Jamal Campbell ne fatigue pas : il réalise la grande majorité des pages de l'épisode avec ce mélange d'élégance, de punch et de maîtrise. J'aime vraiment beaucoup son Superman, qui n'a pas peur de ne pas être complétement classiquement réaliste. L'artiste se joue des codes avec finesse pour que son découpage épouse la puissance tranquille de son héros, avec des couleurs lumineuses. C'est ça, la marque de fabrique du Dawn of DC et j'apprécie.
Que fait Nick Dragotta alors ? Hé bien, il s'occupe de quatre pages, correspondant au flashback dans lequel on découvre Lex plus jeune, arrivant à Metropolis et ambitionnant d'en devenir le protecteur face à Pharma et Graft. Voilà comment tout editor devrait utiliser un artiste invité : en lui confiant une partie de l'épisode bien spécifique qui tranche avec ce que réalise l'artiste titulaire parce que ça colle avec ce que l'histoire raconte. En l'occurrence, un aperçu du passé qui, s'il avait été illustré par Campbell, n'aurait pas dépareillé, mais qui, dessiné par Dragotta, marque une rupture graphique bienvenue.
Dragotta a lui aussi un style particulier, qui souligne des exagérations dans les proportions, les expressions, encadrées par un découpage nerveux.

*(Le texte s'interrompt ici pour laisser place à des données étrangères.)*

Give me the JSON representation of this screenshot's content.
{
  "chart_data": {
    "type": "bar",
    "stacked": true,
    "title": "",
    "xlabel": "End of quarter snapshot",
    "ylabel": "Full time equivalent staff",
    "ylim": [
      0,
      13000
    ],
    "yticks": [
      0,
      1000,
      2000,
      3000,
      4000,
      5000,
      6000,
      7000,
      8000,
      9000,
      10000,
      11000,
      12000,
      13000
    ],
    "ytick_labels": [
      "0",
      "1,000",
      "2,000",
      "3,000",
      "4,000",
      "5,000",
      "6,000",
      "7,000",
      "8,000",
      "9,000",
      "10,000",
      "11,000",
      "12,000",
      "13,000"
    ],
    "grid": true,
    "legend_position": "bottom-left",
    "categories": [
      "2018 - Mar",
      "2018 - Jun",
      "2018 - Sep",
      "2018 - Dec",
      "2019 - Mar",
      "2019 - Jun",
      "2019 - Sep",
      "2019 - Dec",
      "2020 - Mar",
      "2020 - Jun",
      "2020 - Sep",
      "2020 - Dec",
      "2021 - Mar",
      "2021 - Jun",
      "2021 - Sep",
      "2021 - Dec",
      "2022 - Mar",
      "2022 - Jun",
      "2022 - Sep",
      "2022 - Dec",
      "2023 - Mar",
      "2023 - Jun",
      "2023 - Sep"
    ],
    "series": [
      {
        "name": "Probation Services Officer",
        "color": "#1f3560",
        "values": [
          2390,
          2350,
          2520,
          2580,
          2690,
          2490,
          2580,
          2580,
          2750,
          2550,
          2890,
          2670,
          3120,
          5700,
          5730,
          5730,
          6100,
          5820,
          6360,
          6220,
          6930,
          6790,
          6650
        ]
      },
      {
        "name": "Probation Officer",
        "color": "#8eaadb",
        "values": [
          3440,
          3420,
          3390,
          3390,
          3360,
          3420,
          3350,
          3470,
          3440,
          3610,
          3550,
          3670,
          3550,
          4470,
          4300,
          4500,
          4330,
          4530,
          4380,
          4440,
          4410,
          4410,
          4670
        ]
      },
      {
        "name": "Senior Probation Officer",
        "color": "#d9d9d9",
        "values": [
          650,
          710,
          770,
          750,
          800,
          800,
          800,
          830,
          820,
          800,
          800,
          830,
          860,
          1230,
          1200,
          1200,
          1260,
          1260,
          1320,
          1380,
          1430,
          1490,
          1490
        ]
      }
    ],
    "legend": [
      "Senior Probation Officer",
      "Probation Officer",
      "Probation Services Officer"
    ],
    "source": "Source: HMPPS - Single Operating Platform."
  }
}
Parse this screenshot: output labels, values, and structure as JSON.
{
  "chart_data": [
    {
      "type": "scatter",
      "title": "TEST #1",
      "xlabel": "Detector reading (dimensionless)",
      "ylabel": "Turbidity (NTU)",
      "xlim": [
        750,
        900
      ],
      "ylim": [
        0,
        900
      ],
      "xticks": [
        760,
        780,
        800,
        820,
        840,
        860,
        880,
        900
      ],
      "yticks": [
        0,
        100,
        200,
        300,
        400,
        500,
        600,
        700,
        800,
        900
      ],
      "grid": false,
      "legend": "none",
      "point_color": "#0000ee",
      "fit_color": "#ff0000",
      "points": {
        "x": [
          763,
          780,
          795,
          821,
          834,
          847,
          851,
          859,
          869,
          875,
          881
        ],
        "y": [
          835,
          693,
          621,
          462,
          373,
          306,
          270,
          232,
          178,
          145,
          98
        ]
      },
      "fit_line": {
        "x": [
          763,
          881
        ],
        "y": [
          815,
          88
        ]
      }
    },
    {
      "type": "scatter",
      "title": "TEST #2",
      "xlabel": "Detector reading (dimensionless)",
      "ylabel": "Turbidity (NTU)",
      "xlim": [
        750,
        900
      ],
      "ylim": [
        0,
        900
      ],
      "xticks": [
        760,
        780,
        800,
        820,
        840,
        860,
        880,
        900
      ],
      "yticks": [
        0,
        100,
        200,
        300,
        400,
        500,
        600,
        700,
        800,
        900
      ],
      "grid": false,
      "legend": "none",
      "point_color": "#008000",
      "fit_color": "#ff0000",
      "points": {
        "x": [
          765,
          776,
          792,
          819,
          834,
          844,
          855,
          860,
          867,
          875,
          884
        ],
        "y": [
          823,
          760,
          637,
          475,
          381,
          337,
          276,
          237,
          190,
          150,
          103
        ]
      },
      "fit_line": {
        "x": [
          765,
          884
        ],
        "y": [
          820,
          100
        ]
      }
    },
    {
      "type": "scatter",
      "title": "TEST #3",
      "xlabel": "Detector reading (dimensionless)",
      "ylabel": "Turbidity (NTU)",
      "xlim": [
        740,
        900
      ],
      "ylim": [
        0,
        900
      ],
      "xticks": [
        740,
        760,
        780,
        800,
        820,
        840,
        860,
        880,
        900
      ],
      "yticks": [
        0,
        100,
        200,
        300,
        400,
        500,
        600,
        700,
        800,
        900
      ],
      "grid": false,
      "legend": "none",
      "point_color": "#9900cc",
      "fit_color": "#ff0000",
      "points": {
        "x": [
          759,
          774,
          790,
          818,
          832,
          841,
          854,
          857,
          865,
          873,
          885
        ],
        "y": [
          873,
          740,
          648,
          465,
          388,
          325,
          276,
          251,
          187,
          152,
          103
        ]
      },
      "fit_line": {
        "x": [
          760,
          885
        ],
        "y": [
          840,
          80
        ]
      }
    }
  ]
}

S'il a beaucoup oeuvré en indé ces dernières années (avec la série East of West, écrite par Jonathan Hickman, chez Image), c'est un plaisir de le relire sur du mainstream et j'aimerai qu'il revienne sur une série régulière à plein temps.
L'un dans l'autre, il n'y a rien à redire à cet épisode. Cette relance de Superman est une franche réussite, une lecture jouissive, pleine de promesses, qui résume parfaitement ce que veut être Dawn of DC.